Una scarsa capacità di riscossione, incidendo sull’effettiva disponibilità, in termini di cassa, delle entrate previste a preventivo per il finanziamento dei programmi di spesa dell’ente, rischia di renderne vulnerabili gli equilibri finanziari qualora finisca con l’implicare una sovrastima dei crediti e, conseguentemente, del risultato di amministrazione: è quanto ribadito dalla Corte dei conti, sez. reg. di contr.
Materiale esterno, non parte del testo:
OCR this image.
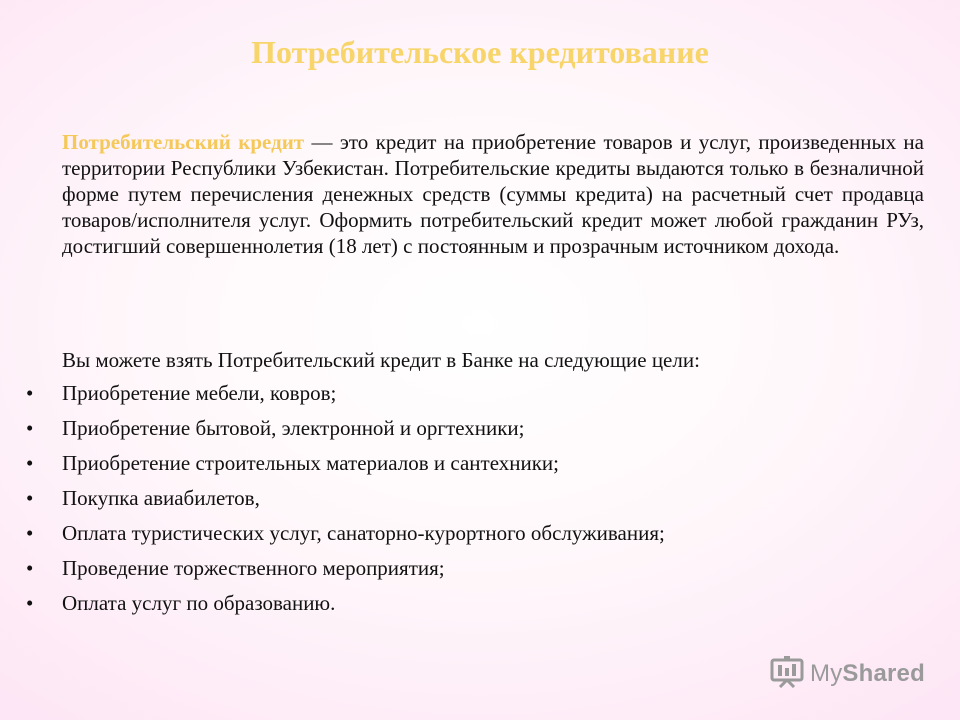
Потребительское кредитование
Потребительский кредит — это кредит на приобретение товаров и услуг, произведенных на территории Республики Узбекистан. Потребительские кредиты выдаются только в безналичной форме путем перечисления денежных средств (суммы кредита) на расчетный счет продавца товаров/исполнителя услуг. Оформить потребительский кредит может любой гражданин РУз, достигший совершеннолетия (18 лет) с постоянным и прозрачным источником дохода.
Вы можете взять Потребительский кредит в Банке на следующие цели:
• Приобретение мебели, ковров;
• Приобретение бытовой, электронной и оргтехники;
• Приобретение строительных материалов и сантехники;
• Покупка авиабилетов,
• Оплата туристических услуг, санаторно-курортного обслуживания;
• Проведение торжественного мероприятия;
• Оплата услуг по образованию.
MyShared
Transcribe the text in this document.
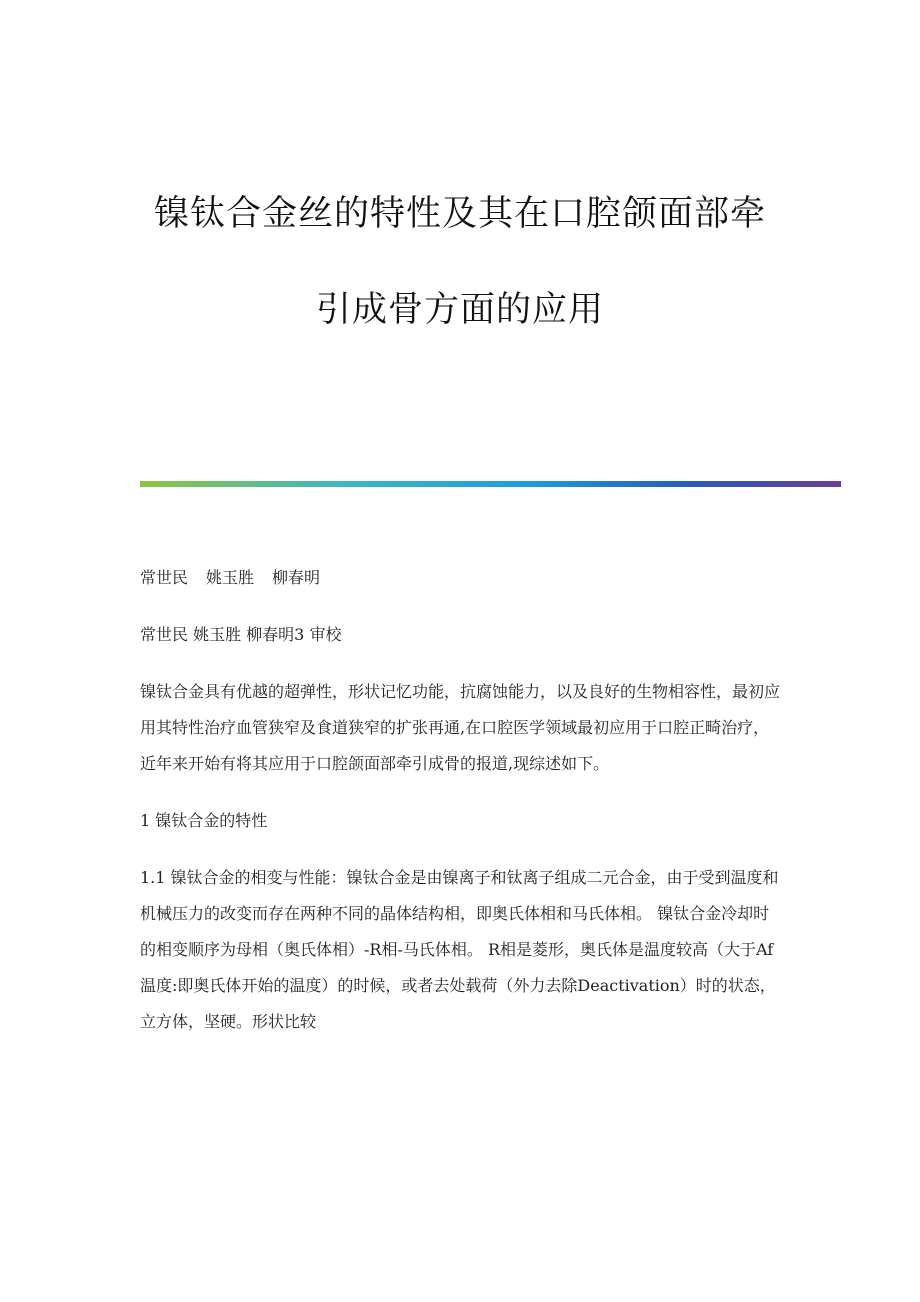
镍钛合金丝的特性及其在口腔颌面部牵

引成骨方面的应用

常世民 姚玉胜 柳春明

常世民 姚玉胜 柳春明3 审校

镍钛合金具有优越的超弹性，形状记忆功能，抗腐蚀能力，以及良好的生物相容性，最初应用其特性治疗血管狭窄及食道狭窄的扩张再通,在口腔医学领域最初应用于口腔正畸治疗，近年来开始有将其应用于口腔颌面部牵引成骨的报道,现综述如下。

1 镍钛合金的特性

1.1 镍钛合金的相变与性能：镍钛合金是由镍离子和钛离子组成二元合金，由于受到温度和机械压力的改变而存在两种不同的晶体结构相，即奥氏体相和马氏体相。 镍钛合金冷却时的相变顺序为母相（奥氏体相）-R相-马氏体相。 R相是菱形，奥氏体是温度较高（大于Af温度:即奥氏体开始的温度）的时候，或者去处载荷（外力去除Deactivation）时的状态，立方体，坚硬。形状比较
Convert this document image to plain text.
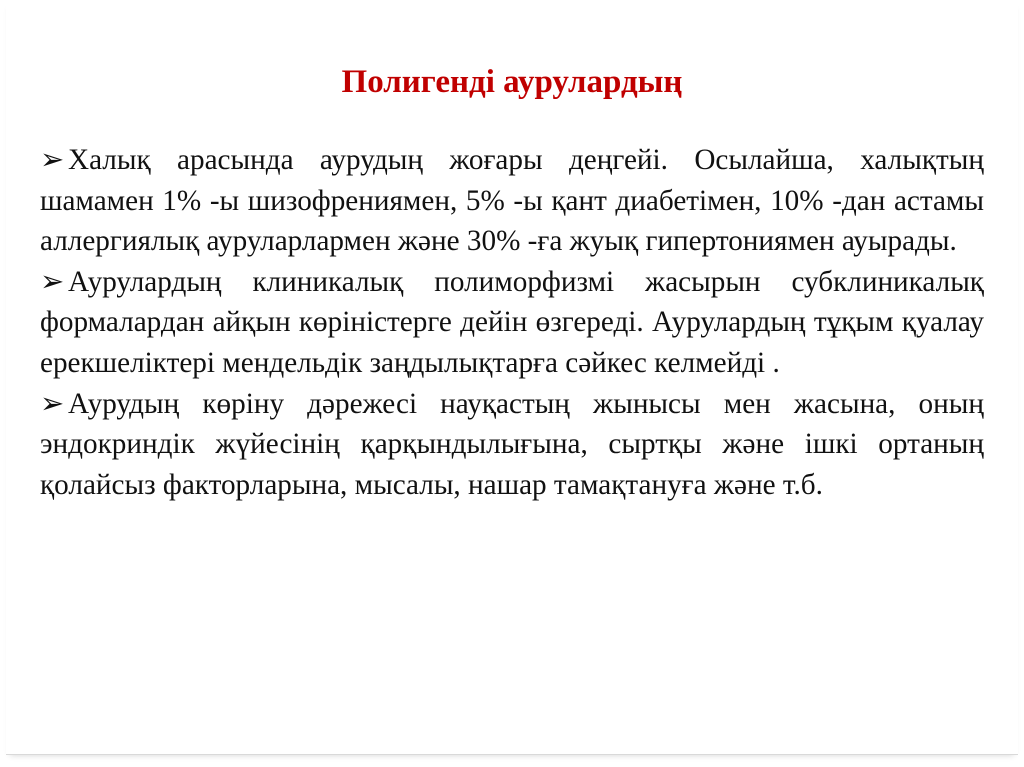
Полигенді аурулардың

➢ Халық арасында аурудың жоғары деңгейі. Осылайша, халықтың шамамен 1% -ы шизофрениямен, 5% -ы қант диабетімен, 10% -дан астамы аллергиялық ауруларлармен және 30% -ға жуық гипертониямен ауырады.

➢ Аурулардың клиникалық полиморфизмі жасырын субклиникалық формалардан айқын көріністерге дейін өзгереді. Аурулардың тұқым қуалау ерекшеліктері мендельдік заңдылықтарға сәйкес келмейді .

➢ Аурудың көріну дәрежесі науқастың жынысы мен жасына, оның эндокриндік жүйесінің қарқындылығына, сыртқы және ішкі ортаның қолайсыз факторларына, мысалы, нашар тамақтануға және т.б.
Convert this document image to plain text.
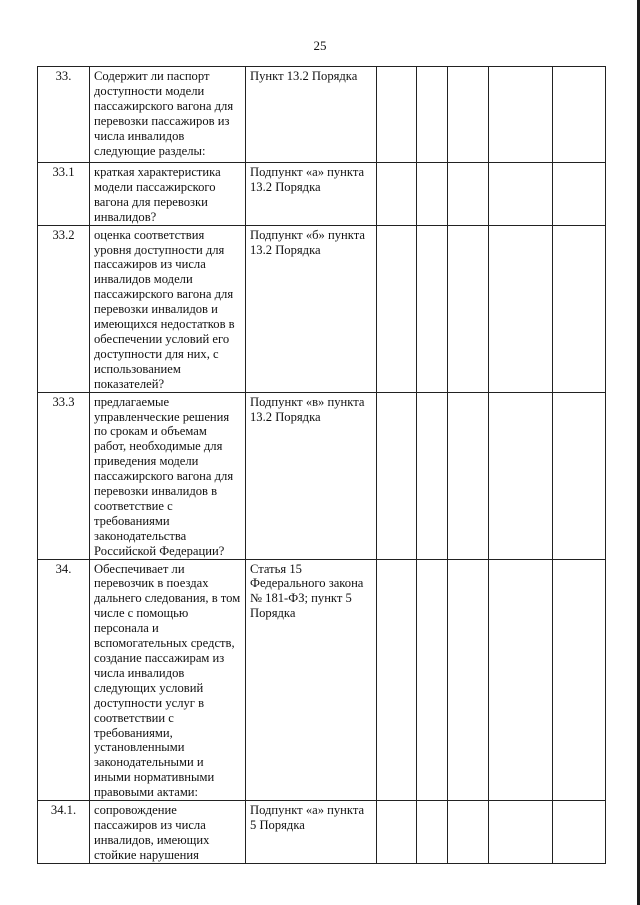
25
33.	Содержит ли паспорт доступности модели пассажирского вагона для перевозки пассажиров из числа инвалидов следующие разделы:	Пункт 13.2 Порядка					
33.1	краткая характеристика модели пассажирского вагона для перевозки инвалидов?	Подпункт «а» пункта 13.2 Порядка					
33.2	оценка соответствия уровня доступности для пассажиров из числа инвалидов модели пассажирского вагона для перевозки инвалидов и имеющихся недостатков в обеспечении условий его доступности для них, с использованием показателей?	Подпункт «б» пункта 13.2 Порядка					
33.3	предлагаемые управленческие решения по срокам и объемам работ, необходимые для приведения модели пассажирского вагона для перевозки инвалидов в соответствие с требованиями законодательства Российской Федерации?	Подпункт «в» пункта 13.2 Порядка					
34.	Обеспечивает ли перевозчик в поездах дальнего следования, в том числе с помощью персонала и вспомогательных средств, создание пассажирам из числа инвалидов следующих условий доступности услуг в соответствии с требованиями, установленными законодательными и иными нормативными правовыми актами:	Статья 15 Федерального закона № 181-ФЗ; пункт 5 Порядка					
34.1.	сопровождение пассажиров из числа инвалидов, имеющих стойкие нарушения	Подпункт «а» пункта 5 Порядка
Emilia-Romagna, nella delib. n. 136/2025/PRSP, depositata il 21 ottobre 2025.
Gli accantonamenti al fondo crediti di dubbia esigibilità (FCDE), conseguenti alle difficoltà sul lato della riscossione, per quanto in grado di neutralizzare tali effetti sul risultato di amministrazione, non possono essere considerati risolutivi in una prospettiva di lungo periodo, entro la quale l’ente deve provvedere ad azionare opportune leve organizzative che consentano l’effettiva affluenza di entrate in bilancio, tali da consentire una programmazione delle spese volta ad approntare le necessarie misure per soddisfare i bisogni della collettività.
I giudici hanno anche rammentato, sotto altro profilo, che la riscossione dei tributi in particolare, è attività necessaria ed indispensabile per garantire risorse al comune; dal principio di indisponibilità dell’obbligazione tributaria si ricava l’irrinunciabilità della potestà impositiva, con i corollari della non prorogabilità del recupero delle somme a tale titolo dovute e della necessità che l’azione dell’ente sia tempestivamente volta ad evitare la prescrizione del credito tributario.
Deve, quindi, essere posta in evidenza la sostanziale illiceità di qualsiasi azione od omissione volta non solo a procrastinare l’adempimento degli obblighi tributari ma, anche, la non solerte gestione della riscossione degli stessi (sez. reg. contr. Emilia-Romagna, deliberazioni nn. 146/2022/PRSE e 117/2024/PRSE).